2018/5/22 演劇ユニットそめごころ『スクリーン』

福岡に、演劇ユニットそめごころ『スクリーン』を観に行った。
2016年、愛媛を訪れた彼らの作品を観てから、観劇に通ってる。
そめごころ、及び作・演出の石田くんの作品の印象は、完成していないパズル。
そめごころが作るピースと、それを観るお客さん自身が持つピースが組み合わさって、作られていく作品のように思う。
観る人によって、持ち帰る絵は違うもので、他の人はどんな世界を持ち帰ったのかが気になったりする。




演劇ユニットそめごころ
『スクリーン』
2018/5/22 観劇
冷泉荘ミュージアム(福岡県福岡市)


「僕は、この世界のことをスクリーンと呼ぶことにした」


会場は、L字型の部屋。片側に上映会場と映写室、もう片側は、布団、テレビ、机の簡素な部屋。交わるところに客席がある。
奥にかけられたスクリーンに投影される観劇の諸注意、ルール(許可のない電話、喫煙、睡眠の禁止、この部屋から出ないこと、決して死なないこと。)から始まり、上映時間110分の間に、役者が入れ替わりながらいくつかのシーンが繰り返し繰り返し行われる。
ルール説明。一人暮らし、カメラに向かって生活を伝える。ドキュメンタリー、もしくはフェイクドキュメンタリーの製作。自主映画の上映。映写技師からスクリーンの向こう側からはこちらは見えないことが説明される。複数のどこかの誰かから、誰か個人へのインタビュー。



同じシーンがひたすら繰り返されるうち、虚構に現実が侵食されていく。
映像で語られたルールは、次第に現実で行われるようになり、ビデオカメラに話していた一人実況は、観客に向かって話されて、写していたカメラは定点観測に。
実況そのものも、楽しそうな姿から苦しそうに。

暗転、明転、はスクリーンのルールの睡眠のくだりから、お客さんの眼を閉じる、開ける、セルフにて行われるようになるんだけど、
開けた瞬間に、一人ずつで行われた部屋のシーンが、ある時複数の役者が部屋で蠢いていた時にゾッとした。
そして、暗転・明転も"就寝・起床"に言葉が替わる。就寝、のあとに、劇中で起床が告げられなかったことに気付いた時に、見えない複数のスクリーンのなかに扉の音と共に閉じ込められた感覚がした。

部屋には時折、扉をたたくノックの音が響く。
恐れて開かない、適当な理由をつけて矮小化して気をそらす。
開かないシーンのなかに、恐る恐る扉を開き、そっと外に通される姿も紛れ込む。


インタビューのシーンにて。声も多重、顔も見えない匿名の人たちから行われる質問が繰り返されていく。あるとき、その匿名の声がはっきりと人の声として聞こえた時。彼が弱々しく名乗った名前は"ジョーカー"だった。

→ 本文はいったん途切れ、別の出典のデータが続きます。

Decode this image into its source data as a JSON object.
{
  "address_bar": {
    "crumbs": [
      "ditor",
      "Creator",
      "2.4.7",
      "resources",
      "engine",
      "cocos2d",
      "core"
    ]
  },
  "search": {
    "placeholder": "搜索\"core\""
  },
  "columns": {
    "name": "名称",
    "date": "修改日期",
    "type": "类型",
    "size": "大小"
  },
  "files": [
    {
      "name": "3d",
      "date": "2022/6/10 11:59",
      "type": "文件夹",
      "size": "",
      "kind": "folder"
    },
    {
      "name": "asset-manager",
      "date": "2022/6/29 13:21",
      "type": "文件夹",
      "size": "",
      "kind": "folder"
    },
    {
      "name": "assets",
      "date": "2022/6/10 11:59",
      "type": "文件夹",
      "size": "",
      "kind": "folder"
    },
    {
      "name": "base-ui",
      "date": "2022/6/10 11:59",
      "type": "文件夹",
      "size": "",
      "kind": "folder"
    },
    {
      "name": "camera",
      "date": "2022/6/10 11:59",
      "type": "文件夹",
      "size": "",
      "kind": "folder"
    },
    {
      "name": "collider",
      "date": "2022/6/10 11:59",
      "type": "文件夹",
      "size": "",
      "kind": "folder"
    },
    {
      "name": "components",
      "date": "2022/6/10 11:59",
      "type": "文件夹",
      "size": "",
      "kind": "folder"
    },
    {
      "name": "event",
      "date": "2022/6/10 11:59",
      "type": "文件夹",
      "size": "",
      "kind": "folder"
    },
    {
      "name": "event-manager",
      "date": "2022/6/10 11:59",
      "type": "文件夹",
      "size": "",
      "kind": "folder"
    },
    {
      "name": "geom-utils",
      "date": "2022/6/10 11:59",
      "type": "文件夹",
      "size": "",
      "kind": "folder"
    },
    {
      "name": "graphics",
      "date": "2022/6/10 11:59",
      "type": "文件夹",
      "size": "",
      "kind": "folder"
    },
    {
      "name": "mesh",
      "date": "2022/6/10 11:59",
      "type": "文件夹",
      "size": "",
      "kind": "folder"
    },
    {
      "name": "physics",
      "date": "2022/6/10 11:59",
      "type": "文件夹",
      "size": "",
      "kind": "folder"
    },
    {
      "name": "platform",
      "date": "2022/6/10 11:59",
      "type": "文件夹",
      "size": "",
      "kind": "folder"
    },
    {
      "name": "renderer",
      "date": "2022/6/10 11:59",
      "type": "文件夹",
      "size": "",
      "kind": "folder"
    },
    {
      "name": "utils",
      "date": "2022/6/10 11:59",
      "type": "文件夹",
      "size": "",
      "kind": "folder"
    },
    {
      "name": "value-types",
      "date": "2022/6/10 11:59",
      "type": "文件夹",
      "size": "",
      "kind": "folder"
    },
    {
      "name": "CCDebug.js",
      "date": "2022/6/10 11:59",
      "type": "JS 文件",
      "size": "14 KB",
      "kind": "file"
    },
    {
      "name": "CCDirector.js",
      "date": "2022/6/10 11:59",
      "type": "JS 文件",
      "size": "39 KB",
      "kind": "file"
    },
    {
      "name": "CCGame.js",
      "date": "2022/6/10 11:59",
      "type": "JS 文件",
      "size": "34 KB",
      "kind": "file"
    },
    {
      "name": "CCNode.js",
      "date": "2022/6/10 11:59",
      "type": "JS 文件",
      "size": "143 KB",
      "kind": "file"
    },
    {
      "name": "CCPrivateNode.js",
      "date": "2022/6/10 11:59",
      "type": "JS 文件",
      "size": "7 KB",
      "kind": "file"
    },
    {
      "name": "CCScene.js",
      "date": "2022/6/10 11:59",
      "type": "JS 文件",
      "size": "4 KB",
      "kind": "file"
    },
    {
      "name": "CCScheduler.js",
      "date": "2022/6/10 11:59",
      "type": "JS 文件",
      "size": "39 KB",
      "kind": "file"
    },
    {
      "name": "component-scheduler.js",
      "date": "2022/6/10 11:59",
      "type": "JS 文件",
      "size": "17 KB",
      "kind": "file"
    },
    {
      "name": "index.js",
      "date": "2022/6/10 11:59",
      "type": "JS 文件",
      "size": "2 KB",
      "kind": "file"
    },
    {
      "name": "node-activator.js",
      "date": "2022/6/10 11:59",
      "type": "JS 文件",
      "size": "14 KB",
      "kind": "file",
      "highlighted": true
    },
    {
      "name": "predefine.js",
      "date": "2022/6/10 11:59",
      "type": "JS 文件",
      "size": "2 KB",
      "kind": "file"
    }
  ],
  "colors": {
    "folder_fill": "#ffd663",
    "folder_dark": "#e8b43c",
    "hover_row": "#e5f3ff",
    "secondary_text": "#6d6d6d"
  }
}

これまでに観たものも含めて、石田くんの取り扱う"悪"は、とても弱々しいものに感じる。
愛媛で観た「反復する・・・」の少女のような革命家。
昨年観た「オイル」の富士さん(これは野田秀樹さんの脚本だけど)。
「スクリーン」の、フランスの映画館にて、銃乱射事件に及んだ自称"ジョーカー"。

炭鉱のカナリア。
彼らが起こした残酷な事件は、
人や、時代のうねりに飲み込まれ戻れなくなって、助けを求める悲痛な叫びのよう。
彼らが叫んでいたのはなんだったのだろう。


「とらわれることに気づかないことは幸せかも知れないけど、苦しくても、気づいていたい」
観たあと、話していた友人よりもらった言葉。


僕は、この閉じられたスクリーンからはまだ出られないだろうと思う。もしかしたら、ずっと。
それでも。閉じ込められたあともスクリーンを反復していく中で、作品から見つけた、渡された希望はきっと「想像力」。


「ルールを破ったらどうなりますか」

「・・・ご想像にお任せします」

小さな部屋のスクリーンに自分が描く世界を投影することも、
扉の向こうの世界を想像することも、なんならその外の世界を作っていくことも、きっと許されているんじゃないかと思う
いま、生きているスクリーンを認識するために、
いつかここを出ることになった時のために、
想像することを続けて行ければと思う。

https://somegokoro.wixsite.com/somegokoro/next


そめごころは、次は2018年9月に福岡で公演とのこと。
観たいなぁ。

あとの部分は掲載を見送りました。